Morrisons has traditionally been the most shy of the big four grocers towards City analysts, investors and the media. Some believe that has led, in part, to its de-rating.

But Morrisons has a good story to tell. While new chief executive Dalton Philips took over at a difficult time, when the whole sector started to suffer from dampened food inflation, he has kept his foot on the pedal and the grocer’s momentum has not waned.

When it delivered its first-quarter update earlier this year, with like-for-likes up 0.8%, it said it was “a nose” ahead of the rest of the big four, and broker Shore Capital believes Morrisons will have delivered the strongest overall trading momentum for the past six months too.
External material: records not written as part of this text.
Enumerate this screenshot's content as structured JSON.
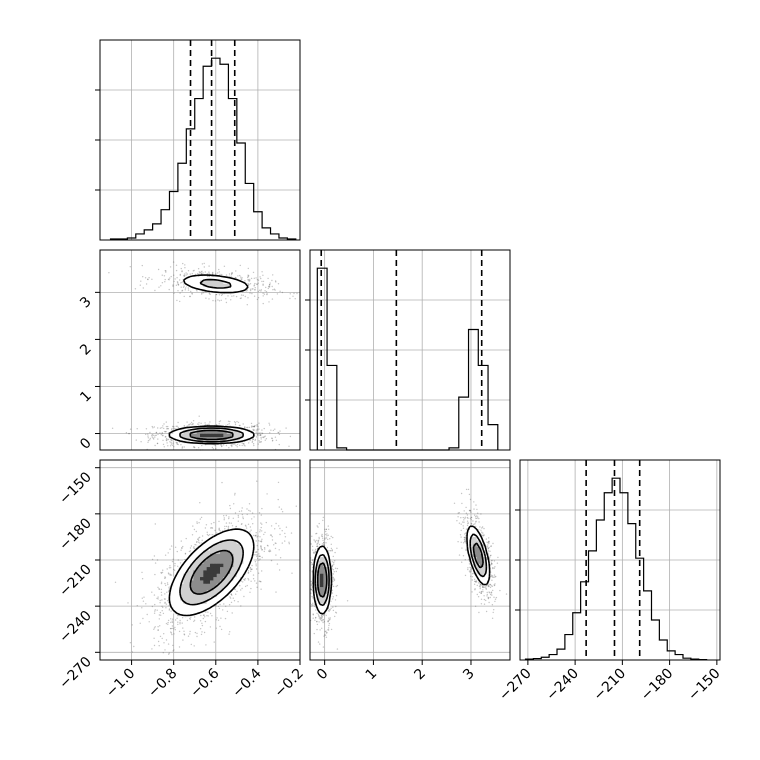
{
  "chart_data": {
    "type": "corner",
    "title": "",
    "parameters": [
      "",
      "",
      ""
    ],
    "grid": true,
    "panels": [
      {
        "row": 0,
        "col": 0,
        "type": "histogram",
        "param": 0,
        "xlim": [
          -1.15,
          -0.2
        ],
        "ylim": [
          0,
          1.0
        ],
        "bin_centers": [
          -1.08,
          -1.04,
          -1.0,
          -0.96,
          -0.92,
          -0.88,
          -0.84,
          -0.8,
          -0.76,
          -0.72,
          -0.68,
          -0.64,
          -0.6,
          -0.56,
          -0.52,
          -0.48,
          -0.44,
          -0.4,
          -0.36,
          -0.32,
          -0.28,
          -0.24
        ],
        "counts": [
          0.005,
          0.005,
          0.01,
          0.03,
          0.05,
          0.08,
          0.15,
          0.24,
          0.38,
          0.55,
          0.7,
          0.86,
          0.9,
          0.87,
          0.7,
          0.48,
          0.28,
          0.14,
          0.06,
          0.03,
          0.01,
          0.005
        ],
        "quantiles": [
          -0.72,
          -0.62,
          -0.51
        ]
      },
      {
        "row": 1,
        "col": 1,
        "type": "histogram",
        "param": 1,
        "xlim": [
          -0.3,
          3.8
        ],
        "ylim": [
          0,
          1.0
        ],
        "bin_centers": [
          -0.05,
          0.15,
          0.35,
          2.65,
          2.85,
          3.05,
          3.25,
          3.45
        ],
        "counts": [
          0.86,
          0.4,
          0.01,
          0.01,
          0.25,
          0.57,
          0.4,
          0.12
        ],
        "quantiles": [
          -0.07,
          1.47,
          3.22
        ]
      },
      {
        "row": 2,
        "col": 2,
        "type": "histogram",
        "param": 2,
        "xlim": [
          -275,
          -148
        ],
        "ylim": [
          0,
          1.0
        ],
        "bin_centers": [
          -269,
          -264,
          -259,
          -254,
          -249,
          -244,
          -239,
          -234,
          -229,
          -224,
          -219,
          -214,
          -209,
          -204,
          -199,
          -194,
          -189,
          -184,
          -179,
          -174,
          -169,
          -164,
          -159
        ],
        "counts": [
          0.005,
          0.008,
          0.015,
          0.03,
          0.06,
          0.14,
          0.26,
          0.43,
          0.6,
          0.77,
          0.92,
          1.0,
          0.92,
          0.75,
          0.56,
          0.38,
          0.22,
          0.11,
          0.05,
          0.03,
          0.01,
          0.005,
          0.002
        ],
        "quantiles": [
          -233,
          -215,
          -199
        ]
      },
      {
        "row": 1,
        "col": 0,
        "type": "contour2d",
        "xlim": [
          -1.15,
          -0.2
        ],
        "ylim": [
          -0.35,
          3.9
        ],
        "modes": [
          {
            "center": [
              -0.62,
              -0.03
            ],
            "sx": 0.1,
            "sy": 0.09,
            "rho": 0.0,
            "weight": 0.65
          },
          {
            "center": [
              -0.6,
              3.18
            ],
            "sx": 0.1,
            "sy": 0.12,
            "rho": -0.35,
            "weight": 0.35
          }
        ]
      },
      {
        "row": 2,
        "col": 0,
        "type": "contour2d",
        "xlim": [
          -1.15,
          -0.2
        ],
        "ylim": [
          -275,
          -145
        ],
        "modes": [
          {
            "center": [
              -0.62,
              -218
            ],
            "sx": 0.1,
            "sy": 14,
            "rho": 0.6,
            "weight": 1.0
          }
        ]
      },
      {
        "row": 2,
        "col": 1,
        "type": "contour2d",
        "xlim": [
          -0.3,
          3.8
        ],
        "ylim": [
          -275,
          -145
        ],
        "modes": [
          {
            "center": [
              -0.05,
              -223
            ],
            "sx": 0.09,
            "sy": 11,
            "rho": 0.0,
            "weight": 0.5
          },
          {
            "center": [
              3.15,
              -207
            ],
            "sx": 0.12,
            "sy": 10,
            "rho": -0.6,
            "weight": 0.5
          }
        ]
      }
    ],
    "tick_labels": {
      "col0_x": [
        "−1.0",
        "−0.8",
        "−0.6",
        "−0.4",
        "−0.2"
      ],
      "col0_x_values": [
        -1.0,
        -0.8,
        -0.6,
        -0.4,
        -0.2
      ],
      "col1_x": [
        "0",
        "1",
        "2",
        "3"
      ],
      "col1_x_values": [
        0,
        1,
        2,
        3
      ],
      "col2_x": [
        "−270",
        "−240",
        "−210",
        "−180",
        "−150"
      ],
      "col2_x_values": [
        -270,
        -240,
        -210,
        -180,
        -150
      ],
      "row1_y": [
        "0",
        "1",
        "2",
        "3"
      ],
      "row1_y_values": [
        0,
        1,
        2,
        3
      ],
      "row2_y": [
        "−270",
        "−240",
        "−210",
        "−180",
        "−150"
      ],
      "row2_y_values": [
        -270,
        -240,
        -210,
        -180,
        -150
      ]
    },
    "colors": {
      "line": "#000000",
      "grid": "#b0b0b0",
      "points": "#555555"
    }
  }
}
Morrisons was damned for reporting a trading slowdown because it was the first to do so, but the rest of the big four soon followed. While the market remains tough, Morrisons should have been able to gain ground on margins despite it coming up against the anniversary of higher margins a year earlier.

Shore Capital says that promotional activity has been relatively low-key - despite the milk war that erupted last week when all four grocers slashed prices - and that Morrisons is an “astute trader”, so it expects robust gross margins to be a feature of its half-year.
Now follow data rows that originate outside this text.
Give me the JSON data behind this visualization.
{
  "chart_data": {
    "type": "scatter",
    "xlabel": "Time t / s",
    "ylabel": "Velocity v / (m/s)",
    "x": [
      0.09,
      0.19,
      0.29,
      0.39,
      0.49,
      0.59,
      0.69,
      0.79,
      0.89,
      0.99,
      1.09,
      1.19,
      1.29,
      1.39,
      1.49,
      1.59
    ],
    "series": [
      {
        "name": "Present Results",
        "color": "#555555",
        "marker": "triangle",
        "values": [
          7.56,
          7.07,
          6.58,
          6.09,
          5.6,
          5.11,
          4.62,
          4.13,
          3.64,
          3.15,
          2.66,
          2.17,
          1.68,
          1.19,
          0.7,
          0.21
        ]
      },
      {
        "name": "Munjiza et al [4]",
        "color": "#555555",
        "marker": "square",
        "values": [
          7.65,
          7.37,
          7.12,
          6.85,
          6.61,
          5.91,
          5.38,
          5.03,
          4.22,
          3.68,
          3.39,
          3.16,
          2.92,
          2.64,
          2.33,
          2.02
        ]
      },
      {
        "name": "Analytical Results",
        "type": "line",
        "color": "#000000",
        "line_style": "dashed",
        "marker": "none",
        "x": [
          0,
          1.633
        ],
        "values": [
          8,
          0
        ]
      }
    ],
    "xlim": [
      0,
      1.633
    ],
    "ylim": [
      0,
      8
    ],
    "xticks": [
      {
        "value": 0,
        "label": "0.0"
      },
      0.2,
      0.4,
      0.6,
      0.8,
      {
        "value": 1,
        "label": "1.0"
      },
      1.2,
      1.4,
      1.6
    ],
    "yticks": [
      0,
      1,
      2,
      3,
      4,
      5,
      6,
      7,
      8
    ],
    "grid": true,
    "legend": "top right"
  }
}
Morrisons is also run as a tight ship. It is implementing several important IT projects and modernising its distribution network, which should all support margin growth. It has also shown innovation with the purchase of manufacturer Simply Fresh Foods last month, again supporting margin growth.

Philips is edging closer to revealing his strategy for Morrisons in September. While he has to tackle big issues such as online grocery shopping and non-food, he also needs to deliver clarity on store opening plans to ensure sales growth. His competitors have been gung-ho about expansion and Morrisons will not want to be left behind.